Indice glycémique
Recherchez un aliment et comparez son IG
Source : base de données Indice glycémique, Université de Sydney (glycemicindex.com).
L’indice glycémique est un outil de classification qui mesure l’impact sur la glycémie d’un aliment contenant des glucides. Souvent cité dans les recommandations de nutrition sportive, il reste pourtant mal compris et parfois surévalué.
Ce guide fait le point sur ce que l’indice glycémique mesure réellement, sur ses limites, et sur la manière de l’utiliser intelligemment dans le cadre d’une alimentation équilibrée et d’un plan alimentaire adapté à la performance.
Qu’est-ce que l’indice glycémique ?
Définition et mesure de l’indice glycémique
L’indice glycémique (IG) classe les aliments contenant des glucides selon la hausse du taux de glucose dans le sang qu’ils provoquent après ingestion.
Le glucose pur sert d’aliment de référence avec un indice de 100. Chaque aliment reçoit une valeur entre 0 et 100, calculée à partir de l’aire sous la courbe de la glycémie sur deux heures, en moyenne sur une dizaine de sujets testés à jeun.
Concrètement, plus l’indice glycémique d’un aliment est élevé, plus la glycémie monte rapidement après sa consommation.
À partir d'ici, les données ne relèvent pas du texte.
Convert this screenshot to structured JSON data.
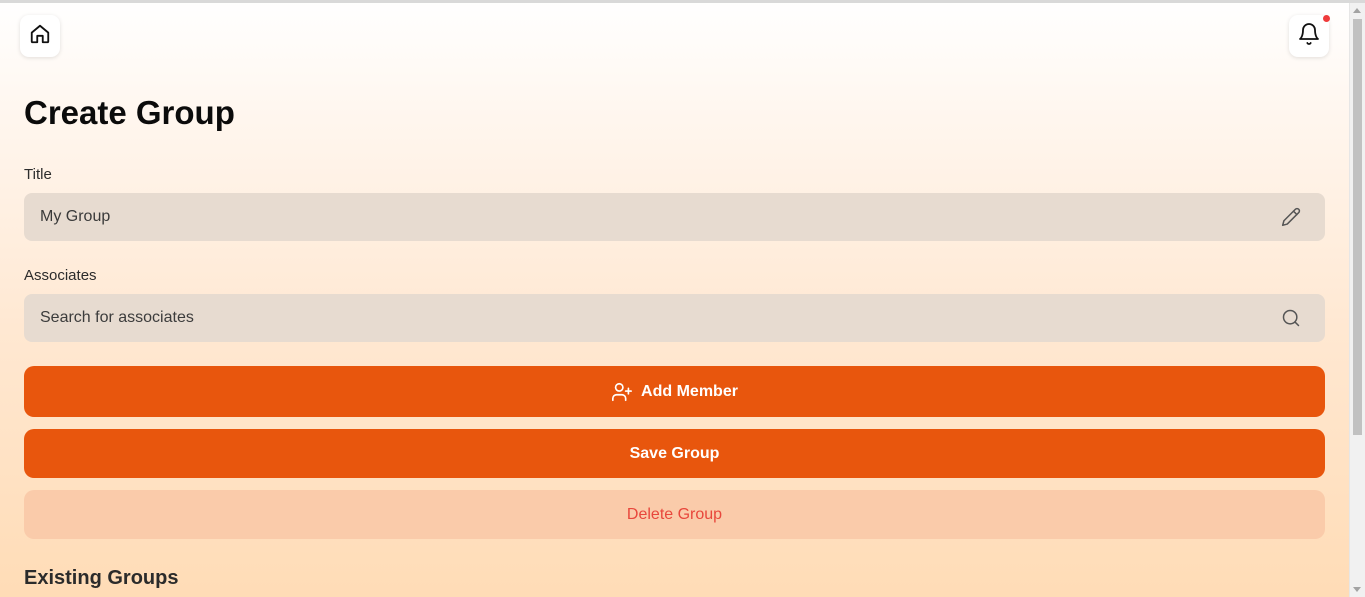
{
  "header": {
    "home_icon": "home-icon",
    "bell_icon": "bell-icon",
    "has_notification": true
  },
  "page": {
    "title": "Create Group"
  },
  "form": {
    "title_label": "Title",
    "title_value": "My Group",
    "title_placeholder": "",
    "title_icon": "pencil-icon",
    "associates_label": "Associates",
    "associates_value": "",
    "associates_placeholder": "Search for associates",
    "associates_icon": "search-icon"
  },
  "actions": {
    "add_member_label": "Add Member",
    "add_member_icon": "user-plus-icon",
    "save_label": "Save Group",
    "delete_label": "Delete Group"
  },
  "existing": {
    "heading": "Existing Groups"
  },
  "colors": {
    "accent": "#e8560d",
    "danger_text": "#e8473c",
    "danger_bg": "#facbaa",
    "field_bg": "#e7dbd0",
    "notification_dot": "#ef3b3b"
  }
}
Les aliments très transformés, riches en amidon rapidement digestible, présentent en général un indice glycémique élevé.
À l’inverse, la présence de fibres, de protéines ou de lipides dans l’assiette tend à ralentir l’absorption du sucre et à diminuer la réponse glycémique globale.
Indice ou index glycémique ?
Les deux termes coexistent en français et désignent la même chose, mais leur usage diffère selon le contexte.
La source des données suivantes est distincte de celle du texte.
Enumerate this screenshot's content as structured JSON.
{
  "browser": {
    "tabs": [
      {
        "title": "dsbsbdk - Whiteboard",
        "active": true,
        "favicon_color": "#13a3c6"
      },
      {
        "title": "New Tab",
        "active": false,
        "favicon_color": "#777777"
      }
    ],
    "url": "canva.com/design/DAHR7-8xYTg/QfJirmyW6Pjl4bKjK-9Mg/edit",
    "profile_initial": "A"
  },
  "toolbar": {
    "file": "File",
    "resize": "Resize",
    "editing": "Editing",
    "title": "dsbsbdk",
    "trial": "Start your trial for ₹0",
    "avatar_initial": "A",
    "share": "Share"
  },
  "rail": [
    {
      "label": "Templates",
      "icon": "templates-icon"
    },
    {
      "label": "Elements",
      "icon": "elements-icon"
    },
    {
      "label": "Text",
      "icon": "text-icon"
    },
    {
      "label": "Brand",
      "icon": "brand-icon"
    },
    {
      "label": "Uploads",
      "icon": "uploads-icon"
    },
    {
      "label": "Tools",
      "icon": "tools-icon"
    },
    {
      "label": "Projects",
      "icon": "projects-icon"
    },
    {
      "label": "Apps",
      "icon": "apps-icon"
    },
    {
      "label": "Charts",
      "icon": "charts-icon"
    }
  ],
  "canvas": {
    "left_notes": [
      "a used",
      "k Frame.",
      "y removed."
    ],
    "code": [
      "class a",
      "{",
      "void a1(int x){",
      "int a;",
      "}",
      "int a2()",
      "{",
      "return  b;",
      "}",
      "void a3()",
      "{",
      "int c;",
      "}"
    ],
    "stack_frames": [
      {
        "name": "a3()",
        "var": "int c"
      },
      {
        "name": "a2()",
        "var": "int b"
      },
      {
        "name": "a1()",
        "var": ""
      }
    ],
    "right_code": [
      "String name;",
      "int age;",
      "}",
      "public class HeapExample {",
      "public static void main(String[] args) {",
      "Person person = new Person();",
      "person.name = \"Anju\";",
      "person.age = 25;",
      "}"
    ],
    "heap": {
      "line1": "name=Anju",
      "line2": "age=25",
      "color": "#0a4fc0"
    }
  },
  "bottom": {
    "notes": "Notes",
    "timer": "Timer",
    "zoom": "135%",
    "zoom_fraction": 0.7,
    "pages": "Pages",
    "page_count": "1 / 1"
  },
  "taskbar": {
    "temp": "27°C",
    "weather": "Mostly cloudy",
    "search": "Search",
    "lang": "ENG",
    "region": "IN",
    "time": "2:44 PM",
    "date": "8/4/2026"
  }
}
“Indice glycémique” est la forme la plus courante dans le langage médical et nutritionnel francophone. C’est le terme utilisé par la Fédération française de cardiologie, par les publications scientifiques en français, et par la majorité des sites de référence en nutrition.
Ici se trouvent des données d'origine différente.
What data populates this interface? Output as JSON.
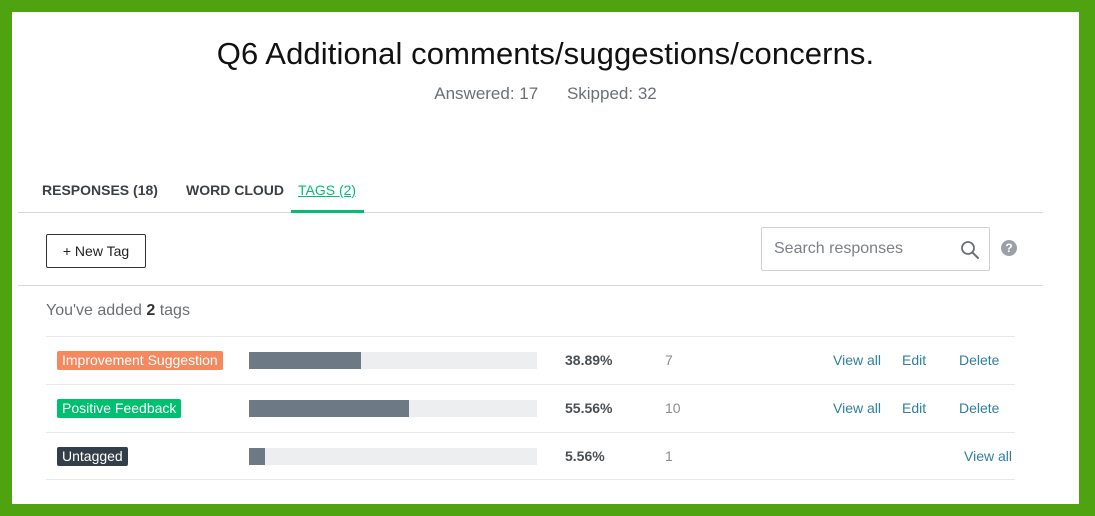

“Index glycémique” est un calque direct de l’anglais glycemic index. Il est fréquemment utilisé dans le milieu de la musculation et de la nutrition sportive, notamment sur les blogs et chez certaines marques de compléments alimentaires.
Attention à ne pas confondre avec la charge glycémique.
Comment l’indice glycémique agit dans l’organisme ?
Lorsqu’un aliment à indice élevé est consommé, le taux de sucre dans le sang augmente rapidement. Le pancréas réagit par une forte sécrétion d’insuline pour réguler ce glucose sanguin. Cette montée brutale de la glycémie, suivie d’une chute, peut provoquer une sensation de faim précoce et une baisse d’énergie.
À l’opposé, un aliment à indice glycémique bas produit une élévation progressive et stable de la glycémie. L’insuline est libérée de manière plus modérée, ce qui favorise une énergie plus durable et limite le stockage sous forme de graisse, ce qui contribue à une meilleure gestion du poids sur le long terme.
Les trois catégories d’aliments selon leur indice
Le système de classification le plus courant répartit les aliments en trois groupes en fonction de leur impact sur la glycémie.

Aliments à indice glycémique bas (IG inférieur à 55)
Ces aliments provoquent une montée lente et progressive du glucose dans le sang. On y retrouve la plupart des fruits entiers (pomme, poire, agrumes), les légumes verts, les légumineuses, les céréales complètes (riz complet, flocons d’avoine) et le pain complet à base de farine peu raffinée.
La patate douce, souvent citée en nutrition sportive, se situe également dans cette catégorie. Ces aliments sont à privilégier au quotidien pour maintenir une glycémie stable et soutenir une alimentation saine.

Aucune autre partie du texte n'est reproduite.